Commit ad584d73 authored by Linus Torvalds's avatar Linus Torvalds
Browse files
Pull tracing updates from Steven Rostedt:
 "Main user visible change:

   - User events can now have "multi formats"

     The current user events have a single format. If another event is
     created with a different format, it will fail to be created. That
     is, once an event name is used, it cannot be used again with a
     different format. This can cause issues if a library is using an
     event and updates its format. An application using the older format
     will prevent an application using the new library from registering
     its event.

     A task could also DOS another application if it knows the event
     names, and it creates events with different formats.

     The multi-format event is in a different name space from the single
     format. Both the event name and its format are the unique
     identifier. This will allow two different applications to use the
     same user event name but with different payloads.

   - Added support to have ftrace_dump_on_oops dump out instances and
     not just the main top level tracing buffer.

  Other changes:

   - Add eventfs_root_inode

     Only the root inode has a dentry that is static (never goes away)
     and stores it upon creation. There's no reason that the thousands
     of other eventfs inodes should have a pointer that never gets set
     in its descriptor. Create a eventfs_root_inode desciptor that has a
     eventfs_inode descriptor and a dentry pointer, and only the root
     inode will use this.

   - Added WARN_ON()s in eventfs

     There's some conditionals remaining in eventfs that should never be
     hit, but instead of removing them, add WARN_ON() around them to
     make sure that they are never hit.

   - Have saved_cmdlines allocation also include the map_cmdline_to_pid
     array

     The saved_cmdlines structure allocates a large amount of data to
     hold its mappings. Within it, it has three arrays. Two are already
     apart of it: map_pid_to_cmdline[] and saved_cmdlines[]. More memory
     can be saved by also including the map_cmdline_to_pid[] array as
     well.

   - Restructure __string() and __assign_str() macros used in
     TRACE_EVENT()

     Dynamic strings in TRACE_EVENT() are declared with:

         __string(name, source)

     And assigned with:

        __assign_str(name, source)

     In the tracepoint callback of the event, the __string() is used to
     get the size needed to allocate on the ring buffer and
     __assign_str() is used to copy the string into the ring buffer.
     There's a helper structure that is created in the TRACE_EVENT()
     macro logic that will hold the string length and its position in
     the ring buffer which is created by __string().

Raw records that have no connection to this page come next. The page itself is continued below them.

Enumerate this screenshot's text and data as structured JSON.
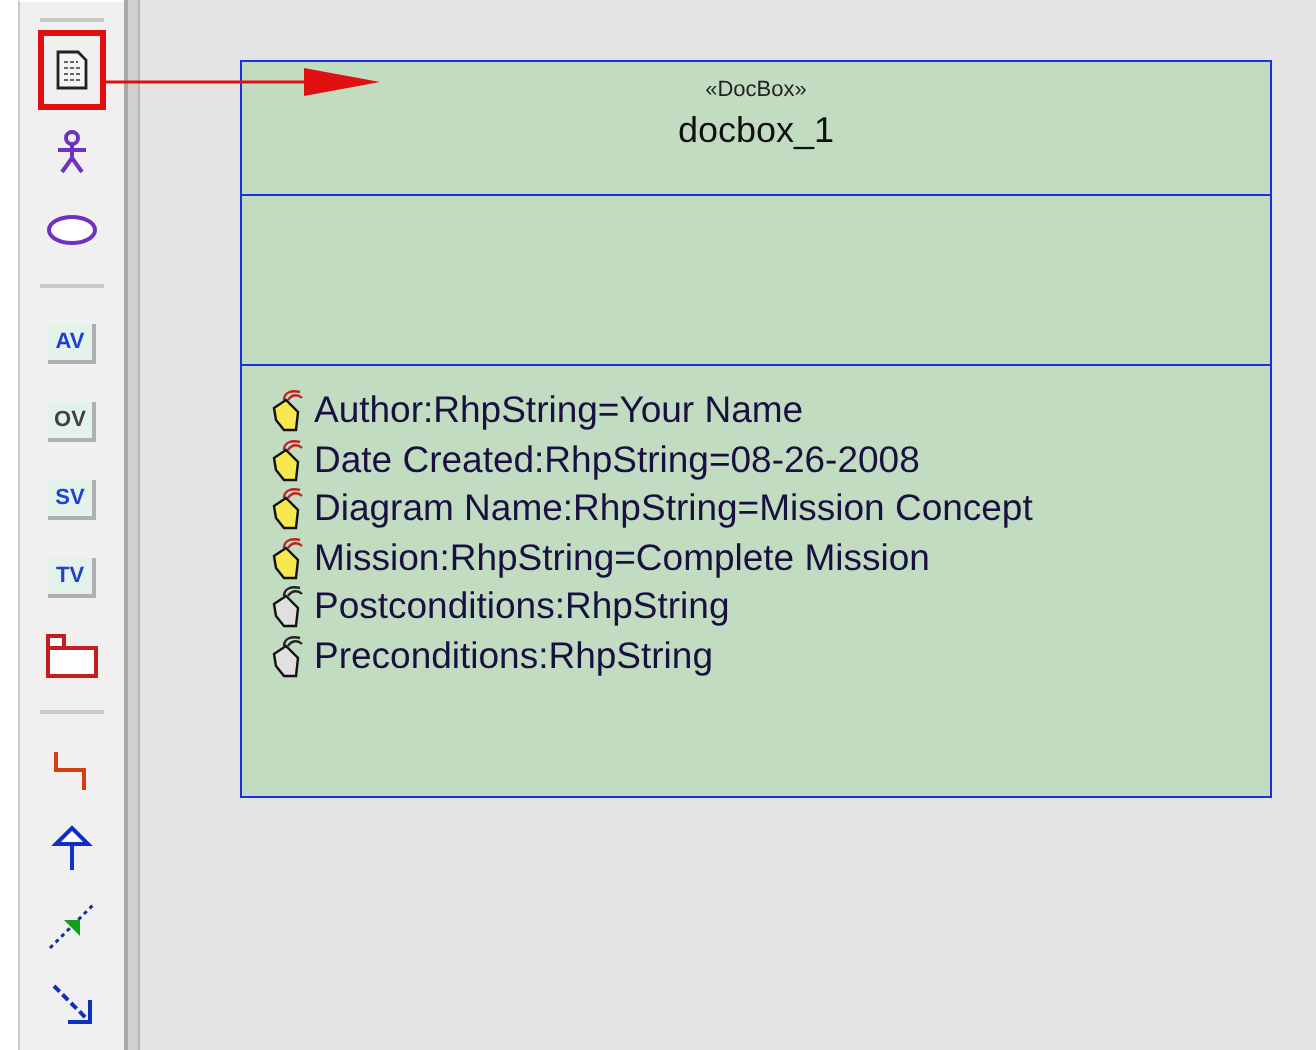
{
  "toolbar": {
    "tools": [
      {
        "kind": "document",
        "highlighted": true
      },
      {
        "kind": "actor",
        "highlighted": false
      },
      {
        "kind": "ellipse",
        "highlighted": false
      },
      {
        "kind": "separator"
      },
      {
        "kind": "text",
        "label": "AV",
        "color": "#2040d0",
        "highlighted": false
      },
      {
        "kind": "text",
        "label": "OV",
        "color": "#404040",
        "highlighted": false
      },
      {
        "kind": "text",
        "label": "SV",
        "color": "#2040d0",
        "highlighted": false
      },
      {
        "kind": "text",
        "label": "TV",
        "color": "#2040d0",
        "highlighted": false
      },
      {
        "kind": "folder",
        "highlighted": false
      },
      {
        "kind": "separator"
      },
      {
        "kind": "connector",
        "highlighted": false
      },
      {
        "kind": "arrow-up",
        "highlighted": false
      },
      {
        "kind": "dependency",
        "highlighted": false
      },
      {
        "kind": "arrow-diagonal",
        "highlighted": false
      }
    ]
  },
  "callout_arrow": true,
  "class_box": {
    "stereotype": "«DocBox»",
    "name": "docbox_1",
    "attributes": [
      {
        "text": "Author:RhpString=Your Name",
        "kind": "valued"
      },
      {
        "text": "Date Created:RhpString=08-26-2008",
        "kind": "valued"
      },
      {
        "text": "Diagram Name:RhpString=Mission Concept",
        "kind": "valued"
      },
      {
        "text": "Mission:RhpString=Complete Mission",
        "kind": "valued"
      },
      {
        "text": "Postconditions:RhpString",
        "kind": "plain"
      },
      {
        "text": "Preconditions:RhpString",
        "kind": "plain"
      }
    ]
  }
}
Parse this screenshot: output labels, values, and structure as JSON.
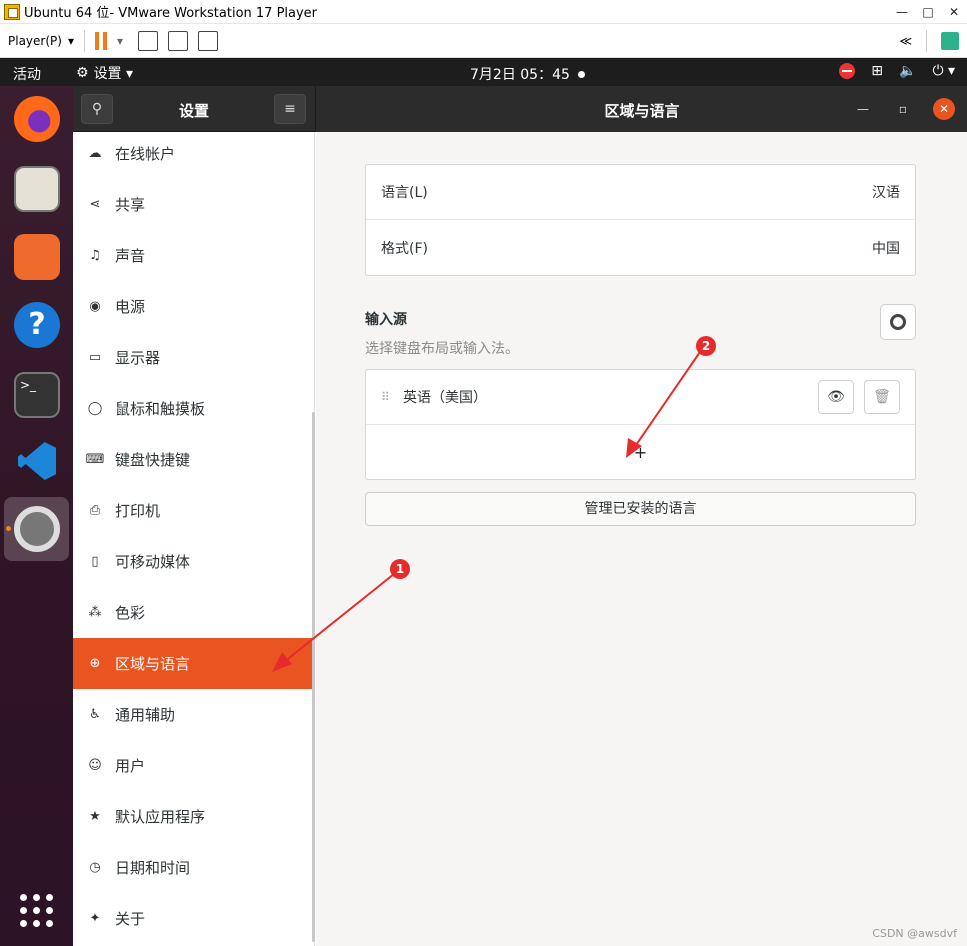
{
  "vm": {
    "title": "Ubuntu 64 位- VMware Workstation 17 Player",
    "window_controls": [
      "—",
      "□",
      "✕"
    ],
    "player_menu": "Player(P)",
    "right_btn": "≪"
  },
  "topbar": {
    "activities": "活动",
    "app_menu": "设置 ▾",
    "clock": "7月2日  05：45"
  },
  "dock": {
    "terminal_prompt": ">_"
  },
  "sidebar": {
    "title": "设置",
    "items": [
      {
        "label": "在线帐户",
        "icon": "cloud-icon"
      },
      {
        "label": "共享",
        "icon": "share-icon"
      },
      {
        "label": "声音",
        "icon": "music-note-icon"
      },
      {
        "label": "电源",
        "icon": "power-icon"
      },
      {
        "label": "显示器",
        "icon": "display-icon"
      },
      {
        "label": "鼠标和触摸板",
        "icon": "mouse-icon"
      },
      {
        "label": "键盘快捷键",
        "icon": "keyboard-icon"
      },
      {
        "label": "打印机",
        "icon": "printer-icon"
      },
      {
        "label": "可移动媒体",
        "icon": "usb-icon"
      },
      {
        "label": "色彩",
        "icon": "color-icon"
      },
      {
        "label": "区域与语言",
        "icon": "globe-icon",
        "active": true
      },
      {
        "label": "通用辅助",
        "icon": "accessibility-icon"
      },
      {
        "label": "用户",
        "icon": "users-icon"
      },
      {
        "label": "默认应用程序",
        "icon": "star-icon"
      },
      {
        "label": "日期和时间",
        "icon": "clock-icon"
      },
      {
        "label": "关于",
        "icon": "sparkle-icon"
      }
    ]
  },
  "main": {
    "title": "区域与语言",
    "language_label": "语言(L)",
    "language_value": "汉语",
    "format_label": "格式(F)",
    "format_value": "中国",
    "input_title": "输入源",
    "input_subtitle": "选择键盘布局或输入法。",
    "input_source": "英语（美国）",
    "add_symbol": "+",
    "manage_button": "管理已安装的语言"
  },
  "annotations": {
    "badge1": "1",
    "badge2": "2",
    "color": "#e52b2b"
  },
  "watermark": "CSDN @awsdvf",
  "colors": {
    "accent": "#e95420",
    "header": "#2c2c2c",
    "topbar": "#1d1d1d"
  }
}
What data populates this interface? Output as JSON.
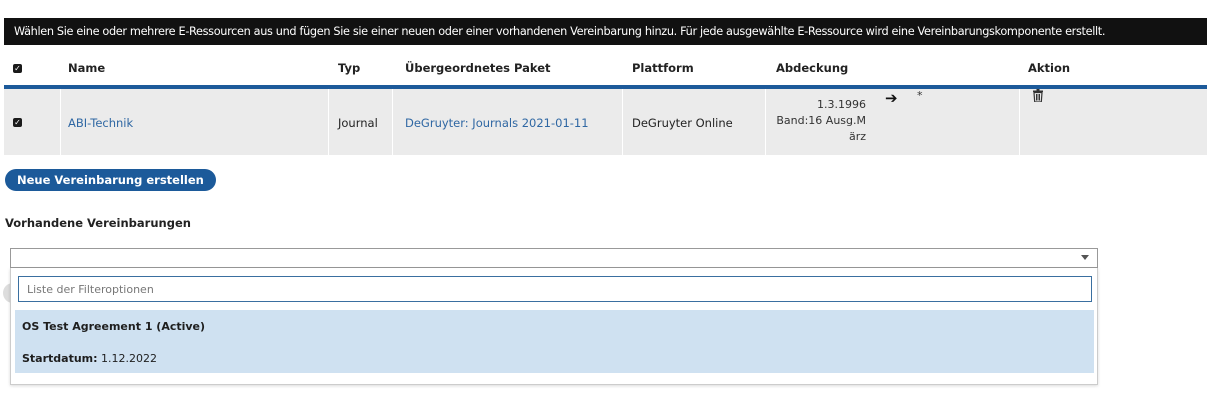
{
  "info_text": "Wählen Sie eine oder mehrere E-Ressourcen aus und fügen Sie sie einer neuen oder einer vorhandenen Vereinbarung hinzu. Für jede ausgewählte E-Ressource wird eine Vereinbarungskomponente erstellt.",
  "table": {
    "headers": {
      "name": "Name",
      "typ": "Typ",
      "paket": "Übergeordnetes Paket",
      "plattform": "Plattform",
      "abdeckung": "Abdeckung",
      "aktion": "Aktion"
    },
    "rows": [
      {
        "selected": true,
        "name": "ABI-Technik",
        "typ": "Journal",
        "paket": "DeGruyter: Journals 2021-01-11",
        "plattform": "DeGruyter Online",
        "coverage_start_line1": "1.3.1996",
        "coverage_start_line2": "Band:16 Ausg.M",
        "coverage_start_line3": "ärz",
        "coverage_end": "*"
      }
    ]
  },
  "new_agreement_button": "Neue Vereinbarung erstellen",
  "existing_label": "Vorhandene Vereinbarungen",
  "select": {
    "value": "",
    "filter_placeholder": "Liste der Filteroptionen",
    "option_name": "OS Test Agreement 1 (Active)",
    "option_start_label": "Startdatum:",
    "option_start_value": "1.12.2022"
  },
  "colors": {
    "accent": "#1c5a9a",
    "link": "#2f67a3",
    "info_bar": "#111111",
    "row_bg": "#ebebeb",
    "option_highlight": "#cfe1f1"
  }
}
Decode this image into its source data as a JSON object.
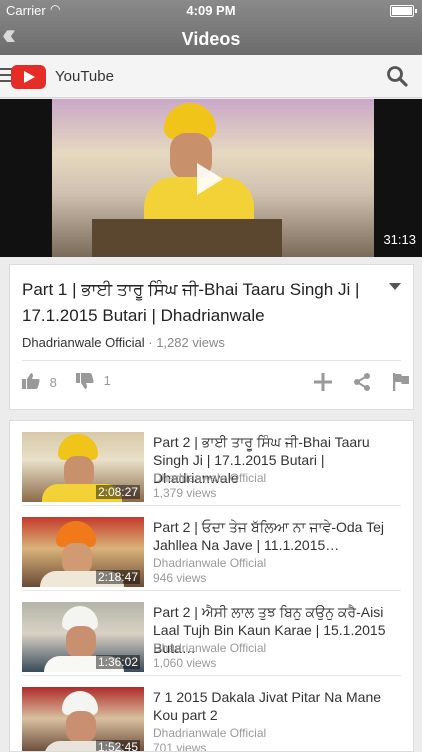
{
  "status": {
    "carrier": "Carrier",
    "time": "4:09 PM"
  },
  "nav": {
    "title": "Videos"
  },
  "youtube": {
    "brand": "YouTube"
  },
  "player": {
    "duration": "31:13"
  },
  "video": {
    "title": "Part 1 | ਭਾਈ ਤਾਰੂ ਸਿੰਘ ਜੀ-Bhai Taaru Singh Ji | 17.1.2015 Butari | Dhadrianwale",
    "channel": "Dhadrianwale Official",
    "separator": "·",
    "views": "1,282 views",
    "likes": "8",
    "dislikes": "1"
  },
  "related": [
    {
      "title": "Part 2 | ਭਾਈ ਤਾਰੂ ਸਿੰਘ ਜੀ-Bhai Taaru Singh Ji | 17.1.2015 Butari | Dhadrianwale",
      "channel": "Dhadrianwale Official",
      "views": "1,379 views",
      "duration": "2:08:27"
    },
    {
      "title": "Part 2 | ਓਦਾ ਤੇਜ ਬੱਲਿਆ ਨਾ ਜਾਵੇ-Oda Tej Jahllea Na Jave | 11.1.2015…",
      "channel": "Dhadrianwale Official",
      "views": "946 views",
      "duration": "2:18:47"
    },
    {
      "title": "Part 2 | ਐਸੀ ਲਾਲ ਤੁਝ ਬਿਨੁ ਕਉਨੁ ਕਰੈ-Aisi Laal Tujh Bin Kaun Karae | 15.1.2015 Buta…",
      "channel": "Dhadrianwale Official",
      "views": "1,060 views",
      "duration": "1:36:02"
    },
    {
      "title": "7 1 2015 Dakala Jivat Pitar Na Mane Kou part 2",
      "channel": "Dhadrianwale Official",
      "views": "701 views",
      "duration": "1:52:45"
    }
  ],
  "colors": {
    "brand": "#e52d27",
    "navbar": "#7a7a7a"
  },
  "icons": [
    "back-icon",
    "menu-icon",
    "youtube-logo-icon",
    "search-icon",
    "play-icon",
    "dropdown-icon",
    "thumb-up-icon",
    "thumb-down-icon",
    "add-icon",
    "share-icon",
    "flag-icon"
  ]
}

     There are several trace events that have a function to create the
     string to save. This function is executed twice. Once for
     __string() and again for __assign_str(). There's no reason for
     this. The helper structure could also save the string it used in
     __string() and simply copy that into __assign_str() (it also
     already has its length).

     By using the structure to store the source string for the
     assignment, it means that the second argument to __assign_str() is
     no longer needed.

     It will be removed in the next merge window, but for now add a
     warning if the source string given to __string() is different than
     the source string given to __assign_str(), as the source to
     __assign_str() isn't even used and will be going away.

   - Added checks to make sure that the source of __string() is also the
     source of __assign_str() so that it can be safely removed in the
     next merge window.

     Included fixes that the above check found.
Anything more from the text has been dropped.